Monday, November 12, 2007

What are they fixing now & why?



I'm getting a new pulmonary valve. Why? Because the one I have is tired and needs a tune-up. My pulmonary valve is not closing properly, and had been continuing to get worse as I get older. It is very common for adults with Tetralogy of Fallot to get a new pulmonary valve.

As this valve has gotten weaker, it has been allowing more blood to flow back through it. This is what causes my heart murmur. This backflow causes my heart to have to work harder to get blood thru my weak valve. The continued backflow has been causing my right ventricle to inflate, kind of like a balloon, from all the extra blood coming back thru.

Why operate now? Because if the pulmonary valve is replaced now, chances are good that my right ventricle will "shrink" back down to a normal size. If we wait any longer, and allow the ventricle to get larger, chances are it will not shrink, and will stay inflated regardless of surgical intervention.

I'll be getting a bovine (cow) heart valve. (no vegetarian jokes, please). It's really kind of amazing. They grow a new valve around a mechanical base with tissue from a cow's heart, and is expected to last 10-15 years.

Friday, November 9, 2007

The man with the plan

Okay, the MEN with the plan.

My cardiologist is Dr. Gary Webb. He specializes in Adults with Congenital Heart Defects, and heads a ACHD clinic at UPENN. Lucky me! For more info on Dr. Webb and his clinic check out the link on my link list.

My surgeon is Dr. Joseph Woo. He is the Director of the minimally invasive and robotic cardiac surgery program. For more info on Dr. Woo check out my link in the link list.

Where and when is the surgery?

We have scheduled surgery for Thursday, December 13th. It is being done at the Hospital of the University of Pennsylvania in Philadelphia. Want more hospital information? Check out the link on my link list.

What has already been repaired?

Most of you know, I had open-heart surgery at the age of 2 (1980) at Children's Hospital in Detroit. At that point, they did a "complete repair" which involved:

1. Closing the ventricular septal defect with a patch.
2. Removing some thickened muscle below the pulmonary valve.
3. Repairing or removing the pulmonary valve.
4. Enlarging the peripheral pulmonary arteries that go to both lungs.

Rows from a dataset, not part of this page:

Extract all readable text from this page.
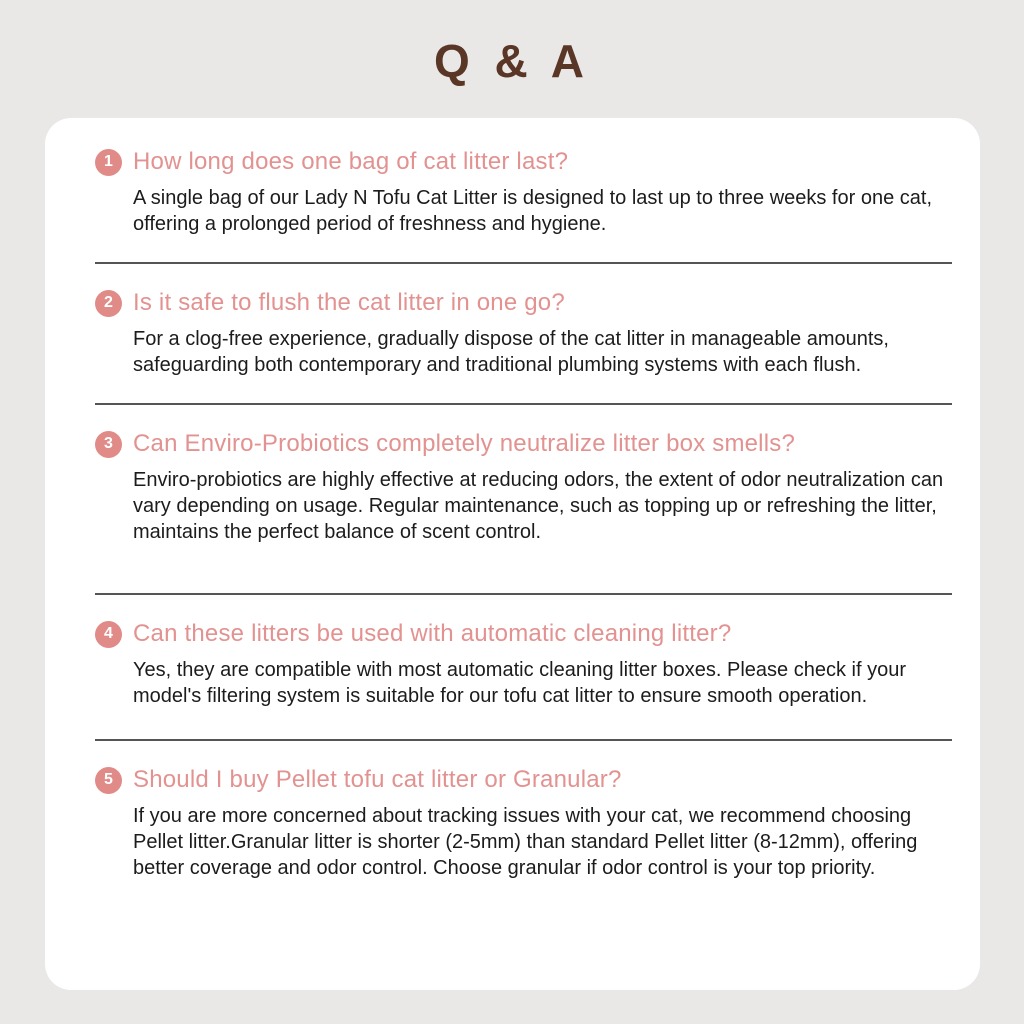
Q & A
1 How long does one bag of cat litter last?

A single bag of our Lady N Tofu Cat Litter is designed to last up to three weeks for one cat, offering a prolonged period of freshness and hygiene.

2 Is it safe to flush the cat litter in one go?

For a clog-free experience, gradually dispose of the cat litter in manageable amounts, safeguarding both contemporary and traditional plumbing systems with each flush.

3 Can Enviro-Probiotics completely neutralize litter box smells?

Enviro-probiotics are highly effective at reducing odors, the extent of odor neutralization can vary depending on usage. Regular maintenance, such as topping up or refreshing the litter, maintains the perfect balance of scent control.

4 Can these litters be used with automatic cleaning litter?

Yes, they are compatible with most automatic cleaning litter boxes. Please check if your model's filtering system is suitable for our tofu cat litter to ensure smooth operation.

5 Should I buy Pellet tofu cat litter or Granular?

If you are more concerned about tracking issues with your cat, we recommend choosing Pellet litter.Granular litter is shorter (2-5mm) than standard Pellet litter (8-12mm), offering better coverage and odor control. Choose granular if odor control is your top priority.
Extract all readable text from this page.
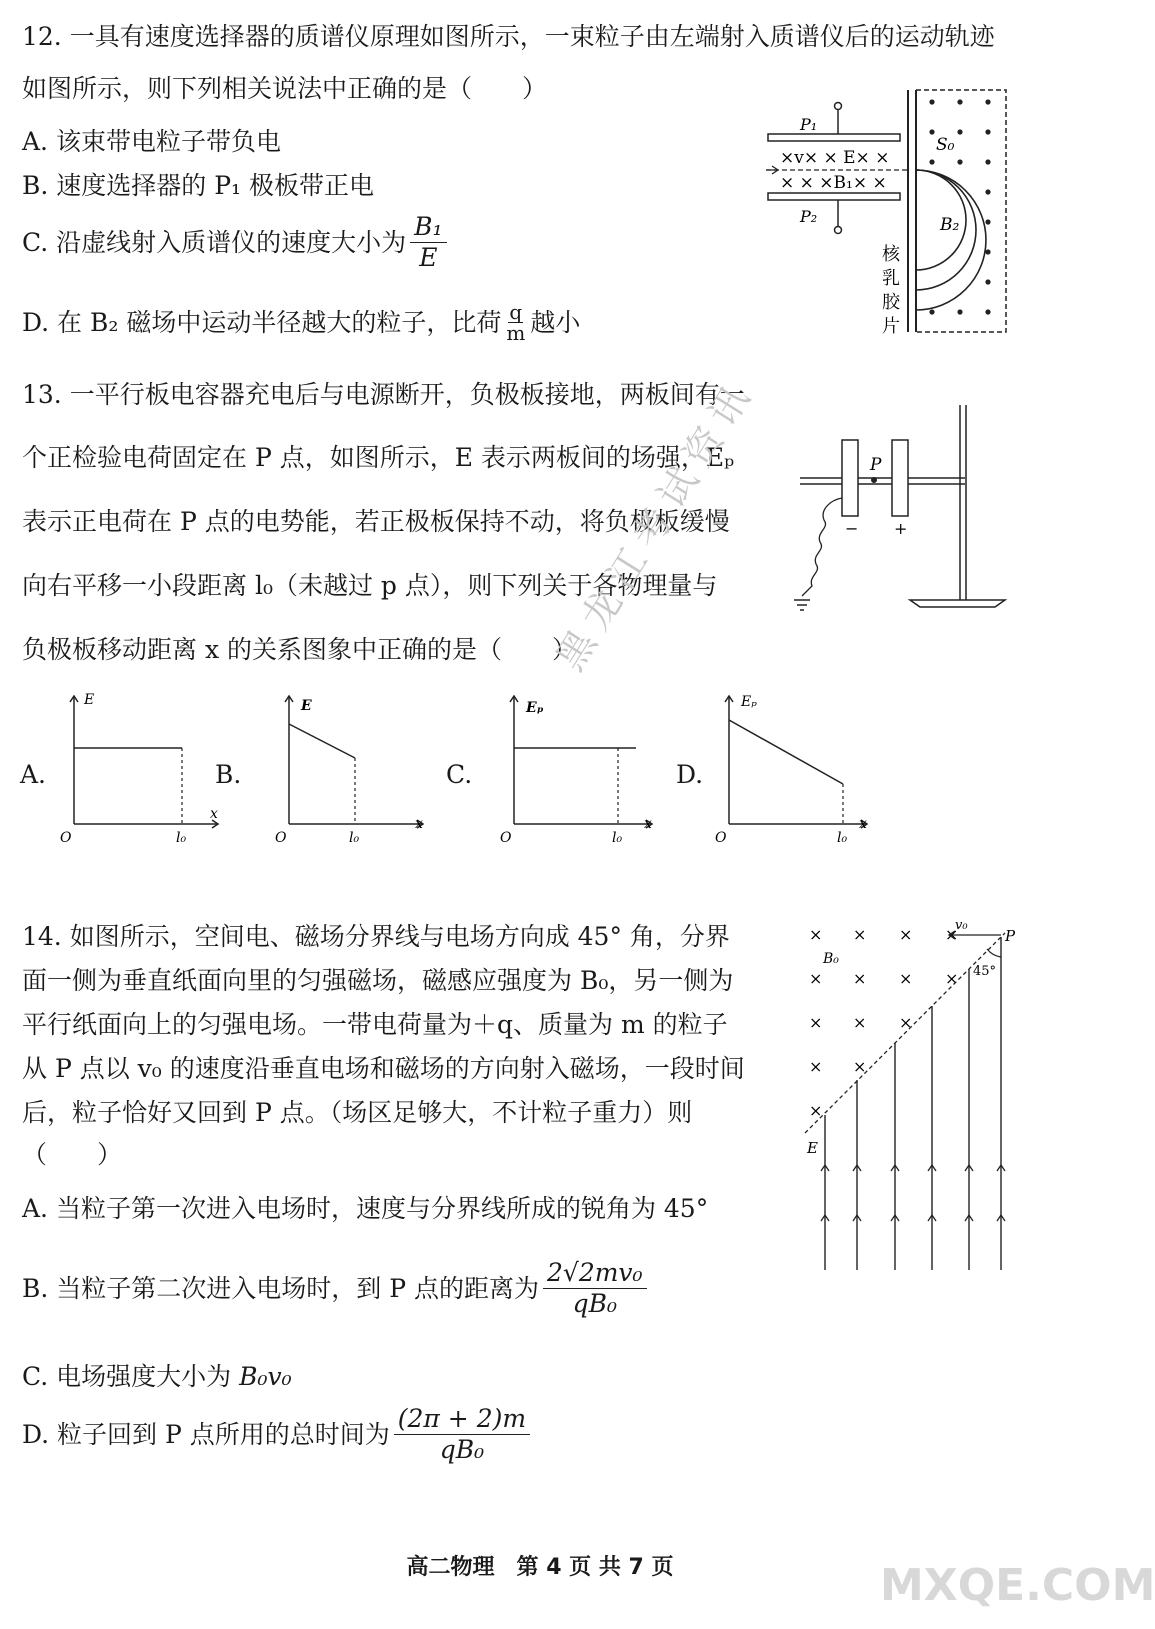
12. 一具有速度选择器的质谱仪原理如图所示，一束粒子由左端射入质谱仪后的运动轨迹
如图所示，则下列相关说法中正确的是（　　）
A. 该束带电粒子带负电
B. 速度选择器的 P₁ 极板带正电
C. 沿虚线射入质谱仪的速度大小为 $\frac{\text{B₁}}{E}$
D. 在 B₂ 磁场中运动半径越大的粒子，比荷 $\frac{q}{m}$ 越小
P₁
P₂
×v× × E× ×
× × ×B₁× ×
S₀
B₂
核
乳
胶
片
13. 一平行板电容器充电后与电源断开，负极板接地，两板间有一
个正检验电荷固定在 P 点，如图所示，E 表示两板间的场强，Eₚ
表示正电荷在 P 点的电势能，若正极板保持不动，将负极板缓慢
向右平移一小段距离 l₀（未越过 p 点），则下列关于各物理量与
负极板移动距离 x 的关系图象中正确的是（　　）
P
− +
A.	B.	C.	D.
E
x
O	l₀
E
x
O	l₀
Eₚ
x
O	l₀
Eₚ
x
O	l₀
14. 如图所示，空间电、磁场分界线与电场方向成 45° 角，分界
面一侧为垂直纸面向里的匀强磁场，磁感应强度为 B₀，另一侧为
平行纸面向上的匀强电场。一带电荷量为＋q、质量为 m 的粒子
从 P 点以 v₀ 的速度沿垂直电场和磁场的方向射入磁场，一段时间
后，粒子恰好又回到 P 点。（场区足够大，不计粒子重力）则
（　　）
A. 当粒子第一次进入电场时，速度与分界线所成的锐角为 45°
B. 当粒子第二次进入电场时，到 P 点的距离为 $\frac{\text{2√2mv₀}}{\text{qB₀}}$
C. 电场强度大小为 B₀v₀
D. 粒子回到 P 点所用的总时间为 $\frac{(2\pi + 2)m}{\text{qB₀}}$
× × × ×
× × × ×
× × ×
× ×
×
v₀
P
B₀
45°
E
黑龙江考试资讯
高二物理　第 4 页 共 7 页	MXQE.COM
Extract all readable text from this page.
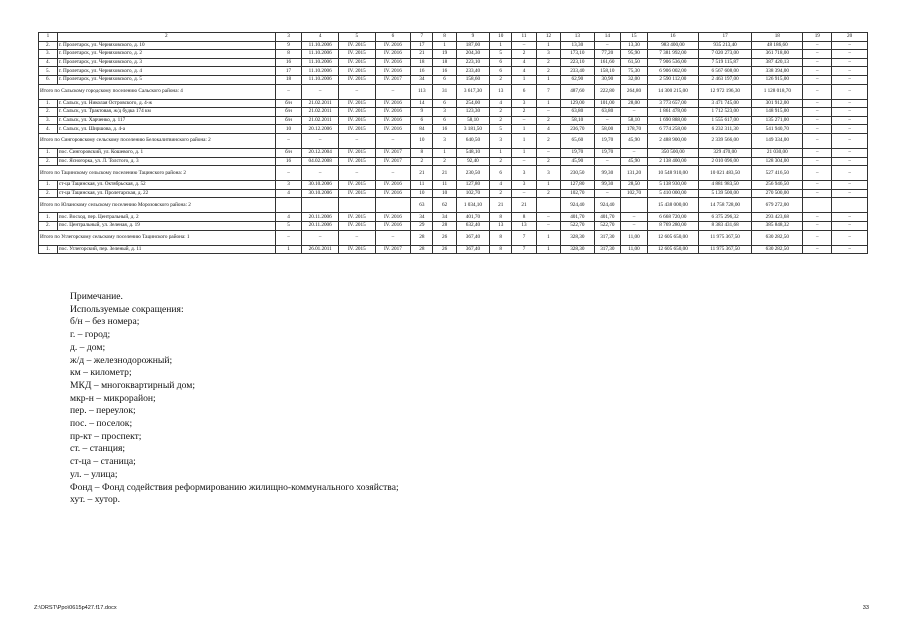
1	2	3	4	5	6	7	8	9	10	11	12	13	14	15	16	17	18	19	20
2.	г. Пролетарск, ул. Черняховского, д. 10	9	11.10.2006	IV. 2015	IV. 2016	17	1	187,00	1	–	1	13,30	–	13,30	983 400,00	935 213,40	48 186,60	–	–
3.	г. Пролетарск, ул. Черняховского, д. 2	8	11.10.2006	IV. 2015	IV. 2016	21	19	204,30	5	2	3	173,10	77,20	95,90	7 381 992,00	7 020 273,00	361 718,00	–	–
4.	г. Пролетарск, ул. Черняховского, д. 3	16	11.10.2006	IV. 2015	IV. 2016	18	18	223,10	6	4	2	223,10	161,60	61,50	7 906 536,00	7 519 115,87	387 420,13	–	–
5.	г. Пролетарск, ул. Черняховского, д. 4	17	11.10.2006	IV. 2015	IV. 2016	16	16	233,40	6	4	2	233,40	158,10	75,30	6 906 002,00	6 567 608,00	338 394,00	–	–
6.	г. Пролетарск, ул. Черняховского, д. 5	18	11.10.2006	IV. 2015	IV. 2017	34	6	158,60	2	1	1	62,90	30,90	32,00	2 590 112,00	2 463 197,00	126 915,00	–	–
Итого по Сальскому городскому поселению Сальского района: 4		–	–	–	–	113	31	3 617,30	13	6	7	487,60	222,80	264,80	14 300 215,00	12 972 196,30	1 128 018,70	–	–
1.	г. Сальск, ул. Николая Островского, д. 4-ж	б/н	21.02.2011	IV. 2015	IV. 2016	14	6	254,00	4	3	1	129,00	101,00	28,00	3 773 657,00	3 471 745,00	301 912,00	–	–
2.	г. Сальск, ул. Трактовая, ж/д будка 174 км	б/н	21.02.2011	IV. 2015	IV. 2016	9	3	123,30	2	2	–	63,80	63,80	–	1 861 478,00	1 712 523,00	148 915,00	–	–
3.	г. Сальск, ул. Харченко, д. 117	б/н	21.02.2011	IV. 2015	IV. 2016	6	6	58,10	2	–	2	58,10	–	58,10	1 690 888,00	1 555 617,00	135 271,00	–	–
4.	г. Сальск, ул. Ширшова, д. 4-а	10	20.12.2006	IV. 2015	IV. 2016	84	16	3 181,50	5	1	4	236,70	58,00	178,70	6 774 258,00	6 232 311,30	541 940,70	–	–
Итого по Сингоровскому сельскому поселению Белокалитвинского района: 2		–	–	–	–	10	3	640,50	3	1	2	65,60	19,70	45,90	2 488 900,00	2 339 566,00	149 334,00	–	–
1.	пос. Сингоровский, ул. Кошевого, д. 1	б/н	20.12.2004	IV. 2015	IV. 2017	8	1	548,10	1	1	–	19,70	19,70	–	350 500,00	329 470,00	21 030,00	–	–
2.	пос. Ясногорка, ул. Л. Толстого, д. 3	16	04.02.2008	IV. 2015	IV. 2017	2	2	92,40	2	–	2	45,90	–	45,90	2 138 400,00	2 010 096,00	128 304,00	–	–
Итого по Тацинскому сельскому поселению Тацинского района: 2		–	–	–	–	21	21	230,50	6	3	3	230,50	99,30	131,20	10 548 910,00	10 021 483,50	527 416,50	–	–
1.	ст-ца Тацинская, ул. Октябрьская, д. 52	3	30.10.2006	IV. 2015	IV. 2016	11	11	127,80	4	3	1	127,80	99,30	28,50	5 138 930,00	4 881 983,50	256 946,50	–	–
2.	ст-ца Тацинская, ул. Пролетарская, д. 22	4	30.10.2006	IV. 2015	IV. 2016	10	10	102,70	2	–	2	102,70	–	102,70	5 410 000,00	5 139 500,00	270 500,00	–	–
Итого по Юланскому сельскому поселению Морозовского района: 2						63	62	1 034,10	21	21		924,40	924,40		15 438 000,00	14 758 728,00	679 272,00		
1.	пос. Восход, пер. Центральный, д. 2	4	20.11.2006	IV. 2015	IV. 2016	34	34	401,70	8	8	–	401,70	401,70	–	6 668 720,00	6 375 296,32	293 423,68	–	–
2.	пос. Центральный, ул. Зеленая, д. 19	5	20.11.2006	IV. 2015	IV. 2016	29	28	632,40	13	13	–	522,70	522,70	–	8 769 280,00	8 383 431,68	385 848,32	–	–
Итого по Углегорскому сельскому поселению Тацинского района: 1		–	–	–	–	28	26	367,40	8	7	1	328,30	317,30	11,00	12 605 650,00	11 975 367,50	630 282,50	–	–
1.	пос. Углегорский, пер. Зеленый, д. 11	1	26.01.2011	IV. 2015	IV. 2017	28	26	367,40	8	7	1	328,30	317,30	11,00	12 605 650,00	11 975 367,50	630 282,50	–	–
Примечание.
Используемые сокращения:
б/н – без номера;
г. – город;
д. – дом;
ж/д – железнодорожный;
км – километр;
МКД – многоквартирный дом;
мкр-н – микрорайон;
пер. – переулок;
пос. – поселок;
пр-кт – проспект;
ст. – станция;
ст-ца – станица;
ул. – улица;
Фонд – Фонд содействия реформированию жилищно-коммунального хозяйства;
хут. – хутор.
Z:\ORST\Ppo\0615p427.f17.docx	33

What is Tetralogy of Fallot?



Primary four malformations

As classically described, tetralogy of Fallot involves four heart malformations which present together:

  1. A ventricular septal defect (VSD): a hole between the two bottom chambers (ventricles) of the heart. The defect is centered around the 'outlet septum', the most superior aspect of the septum, and in the majority of cases is single and large. In some cases septal hypertrophy can narrow the margins of the defect.
  2. Pulmonic stenosis: Right ventricular outflow tract obstruction, a narrowing at (valvular stenosis) or just below (infundibular stenosis) the pulmonary valve. The stenosis is mostly the result of hypertrophy of the septoparietal trabeculae, however the deviated outlet septum is believed to play a role. The stenosis is the major cause of the malformations, with the other associated malformations acting as compensatory mechanisms to the pulmonic stenosis. The degree of stenosis varies between individuals with TOF, and is the primary determinant of symptoms and severity. This malformation is infrequently described as sub-pulmonary stenosis or subpulmonary obstruction.
  3. Overriding aorta: defined as when the aortic valve is not restricted to the left ventricle, thus having biventricular connections. The aortic root can be moved anteriorly or override the septal defect, but it is still to the right of the root of the pulmonary artery. The degree of override is quite variable, being between 5-95% of the valve being connected to the right ventricle.
  4. Right ventricular hypertrophy: The right ventricle is more muscular than normal, causing a characteristic coeur-en-sabot (boot-shaped) appearance as seen by chest X-ray. Due to the misarrangement of the external ventricular septum, the right ventricular wall increase in size to deal with the increased obstruction to the right outflow tract. This feature is now generally agreed to be a secondary anomaly, as the level of hypertrophy generally increases with age.